LENA DEACY, 16, is among the students threatened by federal cutbacks. "Every family I know is terrified right now," her mother said.
(ZAYDEE SANCHEZ For CallMatters)
Most nights, she and her husband are up dozens of times, tending to their daughter's seizures. The 16-year-old flails her arms, thrashes and kicks — sometimes for hours.But these days, that’s not the only thing keeping Crain awake. The Culver City mother worries that President Trump’s myriad budget cuts could strip their daughter, Lena, of services she needs to go to school, live at home and enjoy a degree of independence that would have been impossible a generation ago.
“Every family I know is terrified right now,” Crain said. “We still have to live our everyday lives, which are challenging enough, but now it feels like our kids’ futures are at stake.”
Trump’s budget includes nearly $1 trillion in cuts to Medicaid, which funds a wide swath of services for disabled children, including speech, occupational and physical therapy, wheelchairs, in-home aides and medical care.

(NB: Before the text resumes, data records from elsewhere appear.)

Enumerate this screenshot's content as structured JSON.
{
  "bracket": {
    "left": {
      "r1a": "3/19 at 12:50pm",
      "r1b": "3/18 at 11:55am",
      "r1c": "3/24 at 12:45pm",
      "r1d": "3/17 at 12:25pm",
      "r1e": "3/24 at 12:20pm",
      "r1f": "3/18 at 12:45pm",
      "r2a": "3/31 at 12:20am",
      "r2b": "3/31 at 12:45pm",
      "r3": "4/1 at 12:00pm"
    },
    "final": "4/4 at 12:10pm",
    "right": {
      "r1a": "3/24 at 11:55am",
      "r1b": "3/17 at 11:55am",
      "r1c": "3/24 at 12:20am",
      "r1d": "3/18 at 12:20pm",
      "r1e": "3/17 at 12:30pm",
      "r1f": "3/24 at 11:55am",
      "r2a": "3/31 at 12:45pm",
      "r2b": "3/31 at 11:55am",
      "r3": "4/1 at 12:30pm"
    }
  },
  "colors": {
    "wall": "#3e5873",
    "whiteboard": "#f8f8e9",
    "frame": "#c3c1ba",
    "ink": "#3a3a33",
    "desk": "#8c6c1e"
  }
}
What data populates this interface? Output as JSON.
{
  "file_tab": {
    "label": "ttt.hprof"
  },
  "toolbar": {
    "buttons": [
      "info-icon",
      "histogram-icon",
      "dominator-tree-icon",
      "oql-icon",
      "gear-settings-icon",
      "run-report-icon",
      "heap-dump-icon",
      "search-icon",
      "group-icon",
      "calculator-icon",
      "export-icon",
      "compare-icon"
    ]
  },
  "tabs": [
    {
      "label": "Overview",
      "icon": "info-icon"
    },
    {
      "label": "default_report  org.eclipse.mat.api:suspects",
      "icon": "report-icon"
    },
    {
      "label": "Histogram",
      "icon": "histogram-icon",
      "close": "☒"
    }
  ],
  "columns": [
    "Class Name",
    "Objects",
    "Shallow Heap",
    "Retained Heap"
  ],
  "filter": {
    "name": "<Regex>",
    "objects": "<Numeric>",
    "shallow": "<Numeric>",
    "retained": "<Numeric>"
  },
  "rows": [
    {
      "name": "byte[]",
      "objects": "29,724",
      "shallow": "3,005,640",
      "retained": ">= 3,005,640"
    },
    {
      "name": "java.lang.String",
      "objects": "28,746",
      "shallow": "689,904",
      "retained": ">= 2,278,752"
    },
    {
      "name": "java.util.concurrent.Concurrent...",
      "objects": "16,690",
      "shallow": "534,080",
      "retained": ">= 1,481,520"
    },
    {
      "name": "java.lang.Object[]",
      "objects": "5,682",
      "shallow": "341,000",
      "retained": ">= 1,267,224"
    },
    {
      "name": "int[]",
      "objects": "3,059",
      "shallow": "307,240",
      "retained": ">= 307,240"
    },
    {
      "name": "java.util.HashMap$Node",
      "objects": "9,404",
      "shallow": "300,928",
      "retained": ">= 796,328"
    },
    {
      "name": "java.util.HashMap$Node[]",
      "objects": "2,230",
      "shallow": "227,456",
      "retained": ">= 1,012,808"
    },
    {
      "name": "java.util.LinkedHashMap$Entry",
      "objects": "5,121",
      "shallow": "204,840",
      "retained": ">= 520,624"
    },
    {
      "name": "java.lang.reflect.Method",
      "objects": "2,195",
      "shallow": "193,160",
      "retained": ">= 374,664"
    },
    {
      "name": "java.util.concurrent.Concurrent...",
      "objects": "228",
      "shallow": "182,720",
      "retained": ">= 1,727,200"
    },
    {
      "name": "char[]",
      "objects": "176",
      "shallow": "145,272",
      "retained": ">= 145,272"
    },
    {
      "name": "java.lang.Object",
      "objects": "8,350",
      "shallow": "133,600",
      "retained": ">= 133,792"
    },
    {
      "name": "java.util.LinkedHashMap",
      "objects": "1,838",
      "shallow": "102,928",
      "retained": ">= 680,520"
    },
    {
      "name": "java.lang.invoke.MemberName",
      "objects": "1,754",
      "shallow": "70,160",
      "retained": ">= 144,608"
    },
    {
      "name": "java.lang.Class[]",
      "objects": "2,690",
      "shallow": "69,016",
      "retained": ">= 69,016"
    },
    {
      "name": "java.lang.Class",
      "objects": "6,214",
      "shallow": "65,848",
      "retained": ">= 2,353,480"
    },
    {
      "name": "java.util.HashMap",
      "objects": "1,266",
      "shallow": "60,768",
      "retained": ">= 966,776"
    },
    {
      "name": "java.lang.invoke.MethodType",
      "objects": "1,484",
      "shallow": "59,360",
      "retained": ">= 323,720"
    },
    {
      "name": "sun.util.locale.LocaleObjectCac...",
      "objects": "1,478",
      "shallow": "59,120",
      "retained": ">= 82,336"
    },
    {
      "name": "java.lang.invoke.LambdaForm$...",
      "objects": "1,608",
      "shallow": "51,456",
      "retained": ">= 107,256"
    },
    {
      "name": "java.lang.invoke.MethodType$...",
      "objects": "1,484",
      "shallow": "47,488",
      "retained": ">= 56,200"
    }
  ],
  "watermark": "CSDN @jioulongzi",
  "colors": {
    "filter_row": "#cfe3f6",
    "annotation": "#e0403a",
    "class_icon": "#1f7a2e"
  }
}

All children with physical, developmental or cognitive disabilities — in California, nearly 1 million — receive at least some services through Medicaid.
Meanwhile, at the U.S. Department of Education, Trump has gutted the Office of Civil Rights, which is among the agencies that enforce the 50-year-old law granting students with disabilities the right to attend school and receive an education appropriate to their needs.
Before that law was enacted, students with disabilities often didn't attend school at all.